Bushnell trophy cams are tracking thieves instead of deer in New York City's dark subway tunnels.
Officers from the New York Police Department's Transit Bureau are using the deer cameras to catch thieves who steal copper piping from the city's subway tunnels, reports the New York Times.
The trophy cams are a practical solution to a crime problem that's been around for years. Copper piping is worth $24 a foot in New York City, and the city's subway tunnels are filled with it. In the past, thieves would use the darkness and remoteness of the tunnels to take as much copper as they wanted.
"If they're in a tunnel and there's no one around, they can spend all day down there," said Detective Nino Navarra, who came up with the idea to use the cameras to catch the thieves in the act.
Photo via Cabela's
Last September, Detective Navarra and his partner Sgt. Kevin Cooper attached five trophy cams to poles near tunnel areas with copper piping. The cameras are motion activated, have night vision and can take a timestamp when an object comes into view.

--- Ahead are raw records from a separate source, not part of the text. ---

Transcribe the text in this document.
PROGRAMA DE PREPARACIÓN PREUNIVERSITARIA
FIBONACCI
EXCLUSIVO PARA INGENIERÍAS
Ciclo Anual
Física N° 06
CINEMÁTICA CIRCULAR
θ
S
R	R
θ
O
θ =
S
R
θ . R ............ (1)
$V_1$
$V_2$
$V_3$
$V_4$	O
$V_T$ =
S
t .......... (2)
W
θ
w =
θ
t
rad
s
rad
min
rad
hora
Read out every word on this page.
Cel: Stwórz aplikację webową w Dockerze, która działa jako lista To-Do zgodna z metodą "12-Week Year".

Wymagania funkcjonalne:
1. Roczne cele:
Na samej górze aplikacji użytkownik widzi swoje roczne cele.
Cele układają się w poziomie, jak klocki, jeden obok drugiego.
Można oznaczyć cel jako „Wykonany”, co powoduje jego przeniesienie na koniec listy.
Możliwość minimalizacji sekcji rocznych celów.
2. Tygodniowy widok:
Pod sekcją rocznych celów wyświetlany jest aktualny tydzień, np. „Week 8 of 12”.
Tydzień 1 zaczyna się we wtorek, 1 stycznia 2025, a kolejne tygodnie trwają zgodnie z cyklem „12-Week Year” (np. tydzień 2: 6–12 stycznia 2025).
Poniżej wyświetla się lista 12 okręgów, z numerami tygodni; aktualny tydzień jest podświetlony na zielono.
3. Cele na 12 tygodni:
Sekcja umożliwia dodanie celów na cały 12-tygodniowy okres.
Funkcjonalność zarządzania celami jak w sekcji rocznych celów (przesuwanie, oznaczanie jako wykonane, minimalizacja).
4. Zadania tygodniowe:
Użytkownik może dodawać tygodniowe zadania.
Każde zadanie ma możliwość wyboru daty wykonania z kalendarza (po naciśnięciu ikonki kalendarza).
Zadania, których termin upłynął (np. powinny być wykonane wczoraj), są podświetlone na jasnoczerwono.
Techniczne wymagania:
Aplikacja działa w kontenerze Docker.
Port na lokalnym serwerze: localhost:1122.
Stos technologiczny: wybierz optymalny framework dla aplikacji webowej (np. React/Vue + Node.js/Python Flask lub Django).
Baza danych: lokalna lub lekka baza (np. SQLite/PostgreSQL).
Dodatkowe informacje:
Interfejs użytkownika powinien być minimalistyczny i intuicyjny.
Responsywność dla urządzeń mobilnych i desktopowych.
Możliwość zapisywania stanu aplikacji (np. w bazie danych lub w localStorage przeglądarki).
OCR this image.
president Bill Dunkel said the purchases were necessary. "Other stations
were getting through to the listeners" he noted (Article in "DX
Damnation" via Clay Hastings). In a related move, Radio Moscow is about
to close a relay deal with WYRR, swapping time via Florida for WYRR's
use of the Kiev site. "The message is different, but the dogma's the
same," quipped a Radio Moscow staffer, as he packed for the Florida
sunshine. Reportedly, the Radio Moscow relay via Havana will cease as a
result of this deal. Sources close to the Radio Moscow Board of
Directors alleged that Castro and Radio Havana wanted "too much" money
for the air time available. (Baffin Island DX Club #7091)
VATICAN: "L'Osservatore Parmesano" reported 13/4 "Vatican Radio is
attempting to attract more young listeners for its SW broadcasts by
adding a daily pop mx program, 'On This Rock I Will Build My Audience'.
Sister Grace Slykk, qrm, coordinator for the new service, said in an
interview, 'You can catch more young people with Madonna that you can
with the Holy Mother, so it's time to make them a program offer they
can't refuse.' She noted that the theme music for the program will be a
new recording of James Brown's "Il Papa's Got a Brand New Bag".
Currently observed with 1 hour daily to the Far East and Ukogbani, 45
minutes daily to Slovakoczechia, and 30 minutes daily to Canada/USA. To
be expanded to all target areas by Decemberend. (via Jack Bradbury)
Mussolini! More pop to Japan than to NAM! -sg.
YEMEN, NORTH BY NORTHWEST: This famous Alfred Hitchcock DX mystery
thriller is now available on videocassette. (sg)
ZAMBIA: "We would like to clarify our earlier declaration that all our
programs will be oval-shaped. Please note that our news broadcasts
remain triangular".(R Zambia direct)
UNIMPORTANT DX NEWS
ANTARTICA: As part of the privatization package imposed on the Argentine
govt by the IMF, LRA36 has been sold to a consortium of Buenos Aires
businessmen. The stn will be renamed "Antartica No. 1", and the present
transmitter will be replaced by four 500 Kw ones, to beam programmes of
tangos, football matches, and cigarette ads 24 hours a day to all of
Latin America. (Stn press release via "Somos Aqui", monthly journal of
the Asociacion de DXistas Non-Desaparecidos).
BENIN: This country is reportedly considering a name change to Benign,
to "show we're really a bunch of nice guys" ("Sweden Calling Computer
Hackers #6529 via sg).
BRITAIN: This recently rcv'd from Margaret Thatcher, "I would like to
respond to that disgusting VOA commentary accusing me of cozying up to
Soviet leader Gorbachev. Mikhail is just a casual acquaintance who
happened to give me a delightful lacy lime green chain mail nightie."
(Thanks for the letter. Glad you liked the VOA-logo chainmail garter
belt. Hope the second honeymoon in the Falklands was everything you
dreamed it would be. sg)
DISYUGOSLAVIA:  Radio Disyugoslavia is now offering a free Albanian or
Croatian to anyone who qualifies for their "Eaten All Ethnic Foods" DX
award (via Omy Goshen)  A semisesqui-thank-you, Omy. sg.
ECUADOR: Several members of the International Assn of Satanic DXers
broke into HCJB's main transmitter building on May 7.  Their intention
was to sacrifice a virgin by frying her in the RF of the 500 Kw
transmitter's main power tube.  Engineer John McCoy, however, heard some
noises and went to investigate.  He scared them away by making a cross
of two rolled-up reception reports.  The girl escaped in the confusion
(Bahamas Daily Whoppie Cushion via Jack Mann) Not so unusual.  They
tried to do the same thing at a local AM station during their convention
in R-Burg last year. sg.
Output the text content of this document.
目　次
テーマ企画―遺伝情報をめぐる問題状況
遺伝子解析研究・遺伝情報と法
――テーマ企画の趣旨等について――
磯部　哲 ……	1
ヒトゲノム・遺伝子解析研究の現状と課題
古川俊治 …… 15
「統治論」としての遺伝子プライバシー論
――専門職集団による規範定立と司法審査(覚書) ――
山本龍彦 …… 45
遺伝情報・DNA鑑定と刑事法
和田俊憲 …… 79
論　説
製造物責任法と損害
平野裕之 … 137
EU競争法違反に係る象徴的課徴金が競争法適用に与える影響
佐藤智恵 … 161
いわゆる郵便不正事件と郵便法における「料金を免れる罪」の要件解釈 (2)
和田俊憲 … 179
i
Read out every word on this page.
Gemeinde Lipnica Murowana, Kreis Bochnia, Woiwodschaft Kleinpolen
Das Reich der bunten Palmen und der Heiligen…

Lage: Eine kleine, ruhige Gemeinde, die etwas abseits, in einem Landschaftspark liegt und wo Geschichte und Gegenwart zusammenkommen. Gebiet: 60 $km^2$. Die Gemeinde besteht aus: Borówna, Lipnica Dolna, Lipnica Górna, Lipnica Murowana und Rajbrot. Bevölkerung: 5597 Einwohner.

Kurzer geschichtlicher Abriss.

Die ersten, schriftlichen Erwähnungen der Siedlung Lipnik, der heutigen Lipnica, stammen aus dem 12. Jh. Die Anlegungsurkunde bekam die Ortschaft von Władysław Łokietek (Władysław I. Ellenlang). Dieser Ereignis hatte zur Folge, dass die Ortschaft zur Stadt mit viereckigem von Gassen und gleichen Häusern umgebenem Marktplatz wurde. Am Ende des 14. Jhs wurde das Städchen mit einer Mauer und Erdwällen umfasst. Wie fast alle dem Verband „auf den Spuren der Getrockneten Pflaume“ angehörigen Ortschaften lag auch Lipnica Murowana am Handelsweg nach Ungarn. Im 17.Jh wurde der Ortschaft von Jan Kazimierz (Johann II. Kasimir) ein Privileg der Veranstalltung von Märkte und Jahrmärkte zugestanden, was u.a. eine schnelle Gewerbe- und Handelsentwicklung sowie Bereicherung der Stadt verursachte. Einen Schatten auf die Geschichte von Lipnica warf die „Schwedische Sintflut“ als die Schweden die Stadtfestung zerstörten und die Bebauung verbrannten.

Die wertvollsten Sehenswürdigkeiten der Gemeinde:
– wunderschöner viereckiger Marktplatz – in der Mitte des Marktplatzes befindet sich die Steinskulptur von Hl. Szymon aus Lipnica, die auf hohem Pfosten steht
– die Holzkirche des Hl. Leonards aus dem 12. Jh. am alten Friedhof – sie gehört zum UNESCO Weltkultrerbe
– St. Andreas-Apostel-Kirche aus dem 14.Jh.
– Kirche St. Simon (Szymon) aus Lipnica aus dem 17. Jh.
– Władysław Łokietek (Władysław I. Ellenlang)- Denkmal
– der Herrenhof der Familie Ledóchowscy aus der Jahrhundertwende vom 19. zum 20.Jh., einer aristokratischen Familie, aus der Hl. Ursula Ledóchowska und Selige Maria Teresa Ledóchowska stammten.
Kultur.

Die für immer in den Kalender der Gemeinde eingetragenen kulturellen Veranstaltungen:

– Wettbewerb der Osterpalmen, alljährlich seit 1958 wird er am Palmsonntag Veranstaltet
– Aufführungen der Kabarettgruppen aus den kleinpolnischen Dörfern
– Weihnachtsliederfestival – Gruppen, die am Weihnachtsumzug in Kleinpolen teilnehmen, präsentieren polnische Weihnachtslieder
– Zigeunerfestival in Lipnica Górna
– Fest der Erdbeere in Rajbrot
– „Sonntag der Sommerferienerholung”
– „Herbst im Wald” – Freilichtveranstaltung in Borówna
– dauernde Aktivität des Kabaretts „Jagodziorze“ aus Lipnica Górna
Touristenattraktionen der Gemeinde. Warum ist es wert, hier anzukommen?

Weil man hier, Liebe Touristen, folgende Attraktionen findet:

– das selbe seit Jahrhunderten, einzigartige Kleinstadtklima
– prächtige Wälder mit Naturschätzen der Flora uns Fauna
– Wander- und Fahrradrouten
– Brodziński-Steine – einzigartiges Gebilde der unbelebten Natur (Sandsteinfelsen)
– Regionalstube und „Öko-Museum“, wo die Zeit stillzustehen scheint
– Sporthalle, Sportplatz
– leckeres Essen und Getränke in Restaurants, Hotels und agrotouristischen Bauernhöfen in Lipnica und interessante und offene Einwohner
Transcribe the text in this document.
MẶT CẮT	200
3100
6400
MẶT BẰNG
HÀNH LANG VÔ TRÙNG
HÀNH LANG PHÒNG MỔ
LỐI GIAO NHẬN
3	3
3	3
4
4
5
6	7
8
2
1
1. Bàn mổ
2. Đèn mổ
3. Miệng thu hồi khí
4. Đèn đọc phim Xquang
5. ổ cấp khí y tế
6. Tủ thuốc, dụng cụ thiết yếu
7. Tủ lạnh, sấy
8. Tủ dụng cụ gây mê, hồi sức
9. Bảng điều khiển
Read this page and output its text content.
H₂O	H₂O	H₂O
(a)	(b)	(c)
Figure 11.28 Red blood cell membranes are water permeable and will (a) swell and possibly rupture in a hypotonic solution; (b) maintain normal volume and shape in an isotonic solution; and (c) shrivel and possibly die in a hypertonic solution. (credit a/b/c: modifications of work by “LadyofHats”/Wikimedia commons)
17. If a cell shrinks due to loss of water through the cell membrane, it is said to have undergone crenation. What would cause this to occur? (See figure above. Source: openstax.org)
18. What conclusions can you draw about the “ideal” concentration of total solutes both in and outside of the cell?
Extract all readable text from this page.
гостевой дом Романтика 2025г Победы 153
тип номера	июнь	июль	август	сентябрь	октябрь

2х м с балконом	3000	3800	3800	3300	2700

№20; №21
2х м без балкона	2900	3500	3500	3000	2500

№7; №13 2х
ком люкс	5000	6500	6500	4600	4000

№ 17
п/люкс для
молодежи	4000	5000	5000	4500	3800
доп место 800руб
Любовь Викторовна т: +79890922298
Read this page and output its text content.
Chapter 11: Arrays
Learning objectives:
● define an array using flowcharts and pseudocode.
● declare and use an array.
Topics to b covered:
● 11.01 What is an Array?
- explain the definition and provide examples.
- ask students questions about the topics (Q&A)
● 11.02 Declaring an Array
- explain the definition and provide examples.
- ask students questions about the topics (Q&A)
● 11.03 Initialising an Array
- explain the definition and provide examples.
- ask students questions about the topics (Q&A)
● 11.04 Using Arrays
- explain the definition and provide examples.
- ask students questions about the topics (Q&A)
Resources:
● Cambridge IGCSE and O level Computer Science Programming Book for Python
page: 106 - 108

"Within three hours of the first camera being installed at one location, copper cable thieves were caught on camera and eventually arrested," said Kevin Ortiz, a spokesman for the Metropolitan Transportation Authority.
Now, copper thieves are thinking twice before venturing down into the city's sprawling subway tunnels.
Since last September, the cameras have recorded nine incidents of trespassing, and two people have been arrested as a result.
What's next? Deer blinds to catch pocket thieves in Central Park?